2 Responses to iProvo Outage After Truck Snags Lines

  1. Tom says:

    My favorite part of the article…

    “Broadweave, in Thursday’s statement, said that the ring architecture of its cable network helps to limit an outage of this nature to the fewest customers possible. If the ring should become severed, the signal is automatically re-routed to travel through the alternate side of the loop for all customers serviced within that length of cable, the company said.”

    Yeppers.. Us Broadweave be so smart building the network as a ring. Yep Broadweave very smart.

    Because we all know that iProvo didn’t desgin/build the network.. nope. It was the smarties at Broadweave who did it all.

    Of course this article tells us that ring fiber was hit as well as individual customer fibers in that neighborhood. With the temperature as it is, someone needs to be driving around and looking for sagging cable so this does not happen again.
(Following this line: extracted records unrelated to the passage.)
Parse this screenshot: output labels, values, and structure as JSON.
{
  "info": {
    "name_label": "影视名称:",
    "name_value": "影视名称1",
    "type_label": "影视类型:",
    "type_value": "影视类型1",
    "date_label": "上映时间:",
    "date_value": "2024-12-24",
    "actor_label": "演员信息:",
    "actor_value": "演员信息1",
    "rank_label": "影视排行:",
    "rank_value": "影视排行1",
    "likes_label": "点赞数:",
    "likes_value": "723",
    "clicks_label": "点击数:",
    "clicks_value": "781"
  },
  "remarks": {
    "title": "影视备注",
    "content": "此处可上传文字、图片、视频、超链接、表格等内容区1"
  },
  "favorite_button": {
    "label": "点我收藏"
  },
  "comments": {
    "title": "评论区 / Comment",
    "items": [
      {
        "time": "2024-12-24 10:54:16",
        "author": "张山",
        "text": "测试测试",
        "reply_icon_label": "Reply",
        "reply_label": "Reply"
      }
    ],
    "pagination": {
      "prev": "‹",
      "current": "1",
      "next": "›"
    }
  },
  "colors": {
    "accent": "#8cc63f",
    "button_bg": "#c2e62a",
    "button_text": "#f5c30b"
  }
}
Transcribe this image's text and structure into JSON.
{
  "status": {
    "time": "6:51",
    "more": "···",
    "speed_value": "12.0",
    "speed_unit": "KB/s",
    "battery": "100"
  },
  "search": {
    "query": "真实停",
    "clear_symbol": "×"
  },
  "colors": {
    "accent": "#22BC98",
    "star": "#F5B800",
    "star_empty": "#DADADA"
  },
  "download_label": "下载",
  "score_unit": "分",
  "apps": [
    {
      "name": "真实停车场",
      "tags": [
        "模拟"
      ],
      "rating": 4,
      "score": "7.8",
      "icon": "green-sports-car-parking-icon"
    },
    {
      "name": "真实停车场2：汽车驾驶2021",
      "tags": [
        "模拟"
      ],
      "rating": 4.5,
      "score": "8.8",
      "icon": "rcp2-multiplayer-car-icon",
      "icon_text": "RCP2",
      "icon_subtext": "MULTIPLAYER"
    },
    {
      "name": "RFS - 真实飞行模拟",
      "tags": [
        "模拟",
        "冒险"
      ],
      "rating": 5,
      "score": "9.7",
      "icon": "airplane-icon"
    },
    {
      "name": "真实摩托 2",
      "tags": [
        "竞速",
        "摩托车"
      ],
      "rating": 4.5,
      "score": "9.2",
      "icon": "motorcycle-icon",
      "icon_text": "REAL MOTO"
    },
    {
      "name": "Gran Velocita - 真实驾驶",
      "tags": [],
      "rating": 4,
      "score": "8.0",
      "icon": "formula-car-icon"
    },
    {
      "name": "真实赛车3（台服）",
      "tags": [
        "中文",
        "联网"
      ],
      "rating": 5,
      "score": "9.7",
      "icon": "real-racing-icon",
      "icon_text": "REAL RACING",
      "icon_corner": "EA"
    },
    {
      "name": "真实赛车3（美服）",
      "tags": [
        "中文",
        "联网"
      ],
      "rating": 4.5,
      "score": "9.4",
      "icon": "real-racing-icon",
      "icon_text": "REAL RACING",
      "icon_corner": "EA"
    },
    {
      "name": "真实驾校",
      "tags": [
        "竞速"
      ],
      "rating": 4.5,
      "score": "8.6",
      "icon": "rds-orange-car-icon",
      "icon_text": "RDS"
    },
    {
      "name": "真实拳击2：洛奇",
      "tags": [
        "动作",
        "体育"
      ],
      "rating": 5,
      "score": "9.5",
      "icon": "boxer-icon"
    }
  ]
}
    Happened to UTOPIA last summer to in Orem. But I think we got everyone up and running within 18 hours. Still had unlit fiber to repair but we focused on the lit fiber first to reduce customer downtime.

  2. Capt. Video says:

    I wonder if Traverse Ridge was built with self healing redundent rings as Provo was?

    I think this was a much bigger cut than the Orem cut. They are likely not splicing the active lines first as that would cost twice as much. Customer service vs. finance decision?

    This is a very bad break for everyone (including UTOPIA) as it does show a slight down side to very fiber rich networks. They cannot be repaired as quickly as traditional HFC networks or as cheaply.

    This single incident (one truck catches a bundle of fibers) will have customers out for 4 days or more, and cost what $25k to $50k to fix? An HFC network might have been able to be back up by prime-time that evening and many customers might not have even know it went down if they were at work?